The excitement is electric at Tallaght summer camp awards
2017-08-15 8:22:22 -

By Bill McCarthy

Dozens of young migrants and locals packed Tallaght’s Jobstown Community Centre on 28 July for a talent show and awards ceremony hosted as part of a popular summer camp.


Now in its 14th year, the camp is held by Integration for All Children in Ireland (IACI), an organisation established in 2003 to promote equality and address the integration needs of African children in Ireland. 


Over 60 young people between the ages of four and 14 signed up this summer’s three-week camp, according to director Yemi Ojo.


“All of their families look forward to coming to this,” Ojo said of the event. “They get very excited every year.”


This excitement was palpable as attendees laughed and cheered throughout the talent show, which saw several campers showcase their skills in solo and group performances.


Most performances included singing or dancing, and some campers brought soccer balls on stage to demonstrate their dribbling and kicking abilities.


IACI chair Elder Pius Ojo joined Yemi Ojo and special guest, South Dublin County Councillor Charlie O’Connor, to present awards to the top three performers. Certificates were also presented to all campers, and medals were distributed to commemorate high achievements.

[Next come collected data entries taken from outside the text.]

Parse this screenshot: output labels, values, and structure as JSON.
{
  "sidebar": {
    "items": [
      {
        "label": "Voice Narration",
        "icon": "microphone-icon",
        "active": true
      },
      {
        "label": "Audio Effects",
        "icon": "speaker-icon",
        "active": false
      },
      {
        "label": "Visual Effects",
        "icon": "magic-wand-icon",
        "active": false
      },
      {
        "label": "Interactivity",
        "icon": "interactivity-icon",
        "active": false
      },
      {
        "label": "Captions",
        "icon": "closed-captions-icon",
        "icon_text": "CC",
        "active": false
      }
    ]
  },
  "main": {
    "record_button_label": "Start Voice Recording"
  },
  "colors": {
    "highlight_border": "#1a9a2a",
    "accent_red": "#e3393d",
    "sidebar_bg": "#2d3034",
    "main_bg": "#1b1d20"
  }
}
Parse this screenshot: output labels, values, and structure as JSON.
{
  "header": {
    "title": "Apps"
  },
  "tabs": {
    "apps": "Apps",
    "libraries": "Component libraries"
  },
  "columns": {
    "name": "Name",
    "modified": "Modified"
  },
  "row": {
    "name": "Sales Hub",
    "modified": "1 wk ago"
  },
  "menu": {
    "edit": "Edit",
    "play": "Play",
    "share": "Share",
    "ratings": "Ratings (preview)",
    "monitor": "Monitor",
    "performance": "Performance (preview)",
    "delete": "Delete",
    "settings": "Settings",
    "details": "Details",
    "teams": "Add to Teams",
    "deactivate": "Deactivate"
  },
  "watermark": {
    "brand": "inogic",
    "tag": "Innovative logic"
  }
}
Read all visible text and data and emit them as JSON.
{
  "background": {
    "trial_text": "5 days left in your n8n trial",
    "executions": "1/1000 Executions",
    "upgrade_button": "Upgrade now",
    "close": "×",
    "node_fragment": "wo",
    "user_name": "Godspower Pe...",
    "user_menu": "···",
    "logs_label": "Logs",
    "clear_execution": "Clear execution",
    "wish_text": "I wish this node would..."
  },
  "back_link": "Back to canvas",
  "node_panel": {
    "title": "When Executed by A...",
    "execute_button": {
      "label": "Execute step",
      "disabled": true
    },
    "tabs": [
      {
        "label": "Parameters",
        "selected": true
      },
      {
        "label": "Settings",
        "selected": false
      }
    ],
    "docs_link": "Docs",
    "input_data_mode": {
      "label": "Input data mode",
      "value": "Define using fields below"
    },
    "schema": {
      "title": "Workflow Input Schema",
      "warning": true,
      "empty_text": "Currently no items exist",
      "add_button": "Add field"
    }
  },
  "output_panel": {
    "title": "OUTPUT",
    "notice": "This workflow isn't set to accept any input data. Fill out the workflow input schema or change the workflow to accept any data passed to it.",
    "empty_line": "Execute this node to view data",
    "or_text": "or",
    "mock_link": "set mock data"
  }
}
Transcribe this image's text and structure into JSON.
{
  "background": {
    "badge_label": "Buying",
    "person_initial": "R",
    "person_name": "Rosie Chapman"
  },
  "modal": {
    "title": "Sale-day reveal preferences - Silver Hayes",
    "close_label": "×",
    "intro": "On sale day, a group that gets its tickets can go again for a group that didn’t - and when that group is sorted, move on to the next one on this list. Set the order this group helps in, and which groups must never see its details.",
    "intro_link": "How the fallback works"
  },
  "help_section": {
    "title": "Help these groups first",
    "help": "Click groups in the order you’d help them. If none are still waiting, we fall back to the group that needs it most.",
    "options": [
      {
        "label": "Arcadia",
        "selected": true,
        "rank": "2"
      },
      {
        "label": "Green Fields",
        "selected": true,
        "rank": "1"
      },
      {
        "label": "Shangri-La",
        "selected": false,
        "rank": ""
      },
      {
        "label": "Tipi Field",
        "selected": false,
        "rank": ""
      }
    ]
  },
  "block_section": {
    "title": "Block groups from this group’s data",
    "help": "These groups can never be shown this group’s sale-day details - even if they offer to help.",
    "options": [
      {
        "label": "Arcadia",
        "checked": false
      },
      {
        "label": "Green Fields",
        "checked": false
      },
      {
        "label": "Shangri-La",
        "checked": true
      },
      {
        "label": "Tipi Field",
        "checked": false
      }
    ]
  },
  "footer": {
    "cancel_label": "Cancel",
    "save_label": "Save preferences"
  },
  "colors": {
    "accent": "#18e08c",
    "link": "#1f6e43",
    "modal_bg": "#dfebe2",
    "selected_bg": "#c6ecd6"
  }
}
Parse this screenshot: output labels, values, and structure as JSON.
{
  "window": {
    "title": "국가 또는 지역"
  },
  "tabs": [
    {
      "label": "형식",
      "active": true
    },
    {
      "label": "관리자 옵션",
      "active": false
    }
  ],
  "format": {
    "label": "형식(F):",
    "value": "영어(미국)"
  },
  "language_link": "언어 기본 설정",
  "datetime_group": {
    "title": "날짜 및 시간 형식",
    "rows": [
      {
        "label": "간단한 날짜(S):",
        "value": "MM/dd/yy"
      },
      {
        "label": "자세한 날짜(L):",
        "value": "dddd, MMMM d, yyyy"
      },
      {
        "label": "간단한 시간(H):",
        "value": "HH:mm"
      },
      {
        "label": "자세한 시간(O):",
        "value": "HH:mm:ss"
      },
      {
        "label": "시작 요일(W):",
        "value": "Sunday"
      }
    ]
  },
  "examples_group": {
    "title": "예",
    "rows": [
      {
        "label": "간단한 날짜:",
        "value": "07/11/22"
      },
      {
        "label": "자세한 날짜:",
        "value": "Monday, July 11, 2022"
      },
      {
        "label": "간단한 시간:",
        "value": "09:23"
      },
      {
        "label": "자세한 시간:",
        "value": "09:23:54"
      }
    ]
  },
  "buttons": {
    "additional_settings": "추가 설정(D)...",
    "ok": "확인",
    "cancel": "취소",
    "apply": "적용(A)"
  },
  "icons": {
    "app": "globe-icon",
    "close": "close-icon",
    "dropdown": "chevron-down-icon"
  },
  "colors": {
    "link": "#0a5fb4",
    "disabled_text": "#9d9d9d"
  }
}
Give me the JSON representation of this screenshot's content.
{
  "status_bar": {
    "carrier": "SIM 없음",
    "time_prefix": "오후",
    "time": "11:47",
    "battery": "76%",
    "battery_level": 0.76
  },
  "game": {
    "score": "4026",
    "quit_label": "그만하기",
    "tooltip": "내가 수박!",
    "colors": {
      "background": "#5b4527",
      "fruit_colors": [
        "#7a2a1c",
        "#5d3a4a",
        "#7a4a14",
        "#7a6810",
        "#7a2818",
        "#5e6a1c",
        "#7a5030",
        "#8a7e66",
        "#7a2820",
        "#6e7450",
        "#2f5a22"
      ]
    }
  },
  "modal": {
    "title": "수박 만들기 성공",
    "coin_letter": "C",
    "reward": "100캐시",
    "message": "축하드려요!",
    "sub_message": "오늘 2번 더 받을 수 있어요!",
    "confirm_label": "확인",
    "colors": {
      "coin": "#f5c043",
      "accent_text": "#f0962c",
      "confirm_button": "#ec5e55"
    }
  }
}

This year marked Cllr O’Connor’s first time at the event. In previous years, IACI has brought in several other supporting political figures, according to Elder Pius Ojo.


O’Connor, who was standing in for South Dublin’s mayor, said he was “absolutely delighted” to stand in as an honoured guest.


“It was good to support this particular initiative,” he added. “Integration for all children is something we should be all working towards because it is important that people understand that we are all equal in that sense.”


Among the awards presented were two certificates commemorating IACI’s Youth of the Year, which went to eight-year-olds Eva White and Paige Byrne.


“It felt amazing and exciting,” said White, who wants to be a nail artist, a singer and a dancer when she grows up.


“I just can’t believe we just won,” added Byrne, who also wants to pursue a career as a dancer.


The girls were also selected alongside friend Shannon Croney, 11, as first-place winners of the talent show for a group dance routine.


However, the beauty of the camp is not just for its awards, said Ajoke Kayode, a volunteer with IACI since its inception. The camp is special because it brings together children of all backgrounds, she noted.


“They are all friends with one another here,” said Kayode. “Maybe they are black or maybe they are white, but in this space, they are together and they are happy together. They have very good hearts.”


This level of integration is at the core of IACI’s mission, Kayote explained. Formerly known as Integration for African Children of Ireland, IACI began welcoming native Irish children and those of other minority backgrounds several years ago, to promote social inclusion and awareness across cultures.


“We are promoting integration and interculturalism and making space available for kids to come in the summer,” said Elder Pius Ojo said. “During the summer holiday, children can get bored at home and that can be problematic because they just want to go out, to have fun.


“We started 14 years ago to create a place for them to go, and it has been tremendous. We have done a lot.”